Tracheal tumors can cause airway obstruction by tumor growth and they might cause suffocation, depending on their progression; therefore, early treatment is essential. A bronchoscopic biopsy is needed for a definite diagnosis, but intraoperative rapid diagnosis is recommended when bronchoscopy has a risk of airway obstruction due to bleeding. In the present case, surgery was performed without preoperative tumor biopsy, because the size of the tumor was large, accounting for the majority of the cross-sectional area of the trachea and the excision margin of the bronchus and tumor was the length of one tracheal ring.

The treatment principle of primary tracheal tumors is tumor removal via tracheal segmental resection, because there are risks of suffocation and bleeding associated with tumor growth and perforation of the membranous portion.
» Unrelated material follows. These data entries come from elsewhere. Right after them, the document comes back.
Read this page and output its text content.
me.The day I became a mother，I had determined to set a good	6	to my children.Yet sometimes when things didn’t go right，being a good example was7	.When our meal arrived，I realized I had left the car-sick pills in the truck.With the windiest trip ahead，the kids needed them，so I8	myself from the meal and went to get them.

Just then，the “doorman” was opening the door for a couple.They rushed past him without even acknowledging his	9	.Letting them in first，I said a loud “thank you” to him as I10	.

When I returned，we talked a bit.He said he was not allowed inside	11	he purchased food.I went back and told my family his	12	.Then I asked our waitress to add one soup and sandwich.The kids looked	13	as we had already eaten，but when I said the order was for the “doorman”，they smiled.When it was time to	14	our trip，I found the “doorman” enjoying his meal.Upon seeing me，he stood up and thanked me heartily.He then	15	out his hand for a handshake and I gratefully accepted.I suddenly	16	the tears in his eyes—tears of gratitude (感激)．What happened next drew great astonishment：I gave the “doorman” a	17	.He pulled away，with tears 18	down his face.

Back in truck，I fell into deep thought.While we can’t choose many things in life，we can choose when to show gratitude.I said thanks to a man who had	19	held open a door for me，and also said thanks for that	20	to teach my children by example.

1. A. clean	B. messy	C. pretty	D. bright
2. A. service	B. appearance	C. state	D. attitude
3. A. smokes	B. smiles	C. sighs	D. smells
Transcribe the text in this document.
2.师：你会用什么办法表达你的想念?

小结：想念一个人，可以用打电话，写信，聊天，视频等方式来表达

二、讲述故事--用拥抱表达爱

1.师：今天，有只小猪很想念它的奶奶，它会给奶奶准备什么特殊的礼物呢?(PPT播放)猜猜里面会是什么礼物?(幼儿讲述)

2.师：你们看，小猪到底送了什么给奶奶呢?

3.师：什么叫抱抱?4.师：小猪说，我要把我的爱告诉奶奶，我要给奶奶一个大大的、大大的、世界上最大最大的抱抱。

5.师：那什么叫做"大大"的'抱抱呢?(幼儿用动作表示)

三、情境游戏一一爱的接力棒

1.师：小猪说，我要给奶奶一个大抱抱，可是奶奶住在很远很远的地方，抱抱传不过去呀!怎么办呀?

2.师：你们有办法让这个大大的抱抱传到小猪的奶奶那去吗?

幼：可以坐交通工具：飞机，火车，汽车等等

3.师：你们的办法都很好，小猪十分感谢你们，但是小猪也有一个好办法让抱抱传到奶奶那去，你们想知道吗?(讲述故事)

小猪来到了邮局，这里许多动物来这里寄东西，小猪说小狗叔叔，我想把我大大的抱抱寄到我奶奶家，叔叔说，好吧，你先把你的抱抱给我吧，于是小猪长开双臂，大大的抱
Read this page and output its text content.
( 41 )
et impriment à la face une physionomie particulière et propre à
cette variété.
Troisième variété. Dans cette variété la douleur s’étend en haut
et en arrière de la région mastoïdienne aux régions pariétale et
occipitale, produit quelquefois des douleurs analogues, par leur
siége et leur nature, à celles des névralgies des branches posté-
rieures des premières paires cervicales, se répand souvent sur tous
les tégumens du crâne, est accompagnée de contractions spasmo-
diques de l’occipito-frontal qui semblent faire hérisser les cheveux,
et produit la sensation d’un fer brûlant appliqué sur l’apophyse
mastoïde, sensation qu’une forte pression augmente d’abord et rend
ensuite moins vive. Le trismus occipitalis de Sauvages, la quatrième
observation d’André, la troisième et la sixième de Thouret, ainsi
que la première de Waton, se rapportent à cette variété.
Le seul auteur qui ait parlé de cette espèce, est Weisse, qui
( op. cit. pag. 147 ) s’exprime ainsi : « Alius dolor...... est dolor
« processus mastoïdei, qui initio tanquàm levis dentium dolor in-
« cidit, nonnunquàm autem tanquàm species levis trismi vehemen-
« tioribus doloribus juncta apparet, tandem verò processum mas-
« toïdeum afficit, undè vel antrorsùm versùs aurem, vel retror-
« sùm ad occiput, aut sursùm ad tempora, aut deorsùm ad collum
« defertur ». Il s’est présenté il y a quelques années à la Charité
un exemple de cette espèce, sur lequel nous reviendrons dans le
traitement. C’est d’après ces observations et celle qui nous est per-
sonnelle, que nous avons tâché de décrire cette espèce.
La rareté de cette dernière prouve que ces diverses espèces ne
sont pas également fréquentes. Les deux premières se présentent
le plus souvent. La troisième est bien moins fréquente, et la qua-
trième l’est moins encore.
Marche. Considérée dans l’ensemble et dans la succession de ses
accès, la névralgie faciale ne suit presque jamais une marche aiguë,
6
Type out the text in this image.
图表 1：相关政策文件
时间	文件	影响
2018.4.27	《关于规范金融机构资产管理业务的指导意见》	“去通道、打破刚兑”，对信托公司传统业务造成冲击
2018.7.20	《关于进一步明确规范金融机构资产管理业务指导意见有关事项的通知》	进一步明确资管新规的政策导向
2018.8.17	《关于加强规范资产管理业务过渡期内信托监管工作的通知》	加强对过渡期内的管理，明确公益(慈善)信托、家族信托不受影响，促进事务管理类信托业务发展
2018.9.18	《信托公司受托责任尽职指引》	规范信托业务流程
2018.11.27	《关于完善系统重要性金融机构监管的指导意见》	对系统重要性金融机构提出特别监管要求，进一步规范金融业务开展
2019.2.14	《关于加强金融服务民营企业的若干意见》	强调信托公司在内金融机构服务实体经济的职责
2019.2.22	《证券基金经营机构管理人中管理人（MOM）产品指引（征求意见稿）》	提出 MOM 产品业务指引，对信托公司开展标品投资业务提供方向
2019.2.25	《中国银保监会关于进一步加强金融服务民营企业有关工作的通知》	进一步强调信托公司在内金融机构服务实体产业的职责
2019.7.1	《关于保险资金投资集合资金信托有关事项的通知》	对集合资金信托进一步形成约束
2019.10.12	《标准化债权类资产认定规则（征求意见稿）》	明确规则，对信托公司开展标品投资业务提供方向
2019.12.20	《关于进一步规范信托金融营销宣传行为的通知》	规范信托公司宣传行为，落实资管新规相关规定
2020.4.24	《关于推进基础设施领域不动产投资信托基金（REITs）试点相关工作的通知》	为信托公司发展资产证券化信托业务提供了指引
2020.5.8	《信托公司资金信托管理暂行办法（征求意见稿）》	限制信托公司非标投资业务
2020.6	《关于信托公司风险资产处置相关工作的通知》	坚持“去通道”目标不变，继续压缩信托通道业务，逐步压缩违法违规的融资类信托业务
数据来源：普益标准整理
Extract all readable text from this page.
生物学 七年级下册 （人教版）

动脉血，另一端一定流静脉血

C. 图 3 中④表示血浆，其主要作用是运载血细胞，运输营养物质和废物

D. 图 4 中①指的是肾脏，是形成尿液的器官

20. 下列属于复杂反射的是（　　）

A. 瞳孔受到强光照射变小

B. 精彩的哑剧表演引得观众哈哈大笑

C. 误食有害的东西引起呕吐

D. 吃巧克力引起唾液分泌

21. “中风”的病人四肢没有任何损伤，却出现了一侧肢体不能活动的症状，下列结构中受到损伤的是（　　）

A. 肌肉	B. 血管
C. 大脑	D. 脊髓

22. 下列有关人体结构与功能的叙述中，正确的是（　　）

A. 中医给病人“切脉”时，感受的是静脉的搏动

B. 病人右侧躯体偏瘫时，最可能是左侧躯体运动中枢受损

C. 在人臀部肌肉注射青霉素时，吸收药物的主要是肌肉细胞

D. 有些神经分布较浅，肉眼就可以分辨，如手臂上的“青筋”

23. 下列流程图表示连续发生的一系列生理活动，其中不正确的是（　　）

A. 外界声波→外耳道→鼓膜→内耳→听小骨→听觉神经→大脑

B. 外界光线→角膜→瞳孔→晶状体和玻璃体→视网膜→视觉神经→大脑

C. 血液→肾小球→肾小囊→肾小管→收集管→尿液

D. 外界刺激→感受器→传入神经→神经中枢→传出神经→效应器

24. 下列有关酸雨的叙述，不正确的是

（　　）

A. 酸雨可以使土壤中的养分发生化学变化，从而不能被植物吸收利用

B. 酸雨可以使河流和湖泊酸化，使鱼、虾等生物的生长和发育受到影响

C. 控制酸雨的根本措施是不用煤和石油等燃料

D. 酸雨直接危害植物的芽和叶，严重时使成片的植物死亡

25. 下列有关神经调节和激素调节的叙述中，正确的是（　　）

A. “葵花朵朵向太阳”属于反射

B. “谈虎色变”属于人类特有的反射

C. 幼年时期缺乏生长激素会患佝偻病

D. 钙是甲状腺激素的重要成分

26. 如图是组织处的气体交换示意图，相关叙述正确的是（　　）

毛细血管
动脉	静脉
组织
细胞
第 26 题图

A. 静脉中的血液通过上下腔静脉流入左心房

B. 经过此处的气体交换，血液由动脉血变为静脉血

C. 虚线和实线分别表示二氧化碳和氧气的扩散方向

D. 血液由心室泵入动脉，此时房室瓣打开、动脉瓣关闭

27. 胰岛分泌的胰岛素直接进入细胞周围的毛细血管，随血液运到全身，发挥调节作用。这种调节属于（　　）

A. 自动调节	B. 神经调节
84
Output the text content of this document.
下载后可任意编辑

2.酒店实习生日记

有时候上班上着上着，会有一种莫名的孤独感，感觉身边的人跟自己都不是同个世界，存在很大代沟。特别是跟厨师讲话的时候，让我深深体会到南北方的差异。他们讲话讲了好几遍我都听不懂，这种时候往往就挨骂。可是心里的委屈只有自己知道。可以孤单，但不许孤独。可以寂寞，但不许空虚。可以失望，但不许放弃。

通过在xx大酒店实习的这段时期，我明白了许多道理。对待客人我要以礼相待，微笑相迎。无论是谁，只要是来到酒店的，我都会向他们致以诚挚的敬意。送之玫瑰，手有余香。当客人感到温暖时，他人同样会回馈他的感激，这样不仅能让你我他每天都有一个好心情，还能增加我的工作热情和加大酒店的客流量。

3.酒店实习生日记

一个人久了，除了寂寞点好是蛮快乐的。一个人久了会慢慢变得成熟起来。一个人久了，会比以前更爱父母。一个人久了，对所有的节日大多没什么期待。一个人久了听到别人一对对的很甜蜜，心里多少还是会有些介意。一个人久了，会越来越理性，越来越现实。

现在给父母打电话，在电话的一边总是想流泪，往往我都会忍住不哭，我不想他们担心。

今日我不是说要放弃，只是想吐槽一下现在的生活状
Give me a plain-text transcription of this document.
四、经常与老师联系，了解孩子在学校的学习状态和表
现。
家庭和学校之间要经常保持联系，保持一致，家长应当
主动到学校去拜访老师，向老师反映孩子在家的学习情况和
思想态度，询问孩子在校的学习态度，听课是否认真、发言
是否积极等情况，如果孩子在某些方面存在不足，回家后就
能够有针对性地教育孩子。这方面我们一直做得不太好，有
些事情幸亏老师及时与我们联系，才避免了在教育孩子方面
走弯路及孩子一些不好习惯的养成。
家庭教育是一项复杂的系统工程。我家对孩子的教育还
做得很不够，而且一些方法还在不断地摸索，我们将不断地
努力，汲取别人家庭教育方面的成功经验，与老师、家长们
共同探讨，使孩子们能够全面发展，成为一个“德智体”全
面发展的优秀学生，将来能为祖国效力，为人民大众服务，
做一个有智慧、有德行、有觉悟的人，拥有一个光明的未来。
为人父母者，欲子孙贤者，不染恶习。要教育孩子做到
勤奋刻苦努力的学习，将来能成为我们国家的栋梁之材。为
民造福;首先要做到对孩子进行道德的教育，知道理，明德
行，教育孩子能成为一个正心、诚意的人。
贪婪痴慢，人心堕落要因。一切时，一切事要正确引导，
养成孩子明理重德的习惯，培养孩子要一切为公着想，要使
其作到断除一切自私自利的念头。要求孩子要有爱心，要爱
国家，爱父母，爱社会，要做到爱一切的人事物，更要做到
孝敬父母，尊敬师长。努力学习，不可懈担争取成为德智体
A relatively small pedunculated mass might be successfully removed using a high-frequency snare and laser [12]; however, in the present case, surgical resection was needed, because the tumor extended from the membranous portion of the trachea to the esophagus. Surgery for tracheal tumors mainly involves sleeve resection of the trachea and direct anastomosis and resection of seven to eight tracheal rings has been reported to be safe [13]. In cases requiring resection of more than eight tracheal rings, additional treatments, such as hilar mobilization and pulmonary ligament dissection, might be needed. Our patient did not receive additional treatments, such as tracheal mobilization, because she was intraoperatively diagnosed with an SFT and did not require massive resection that is usually needed in patients with malignancy. With regard to suture, non-absorbable polypropylene suture material is used in many institutions.

Conclusion

We reported a rare case of a primary SFT of the trachea treated with tracheal sleeve resection and anastomosis.

Availability of data and materials

All data generated or analyzed during this study are included in this published article.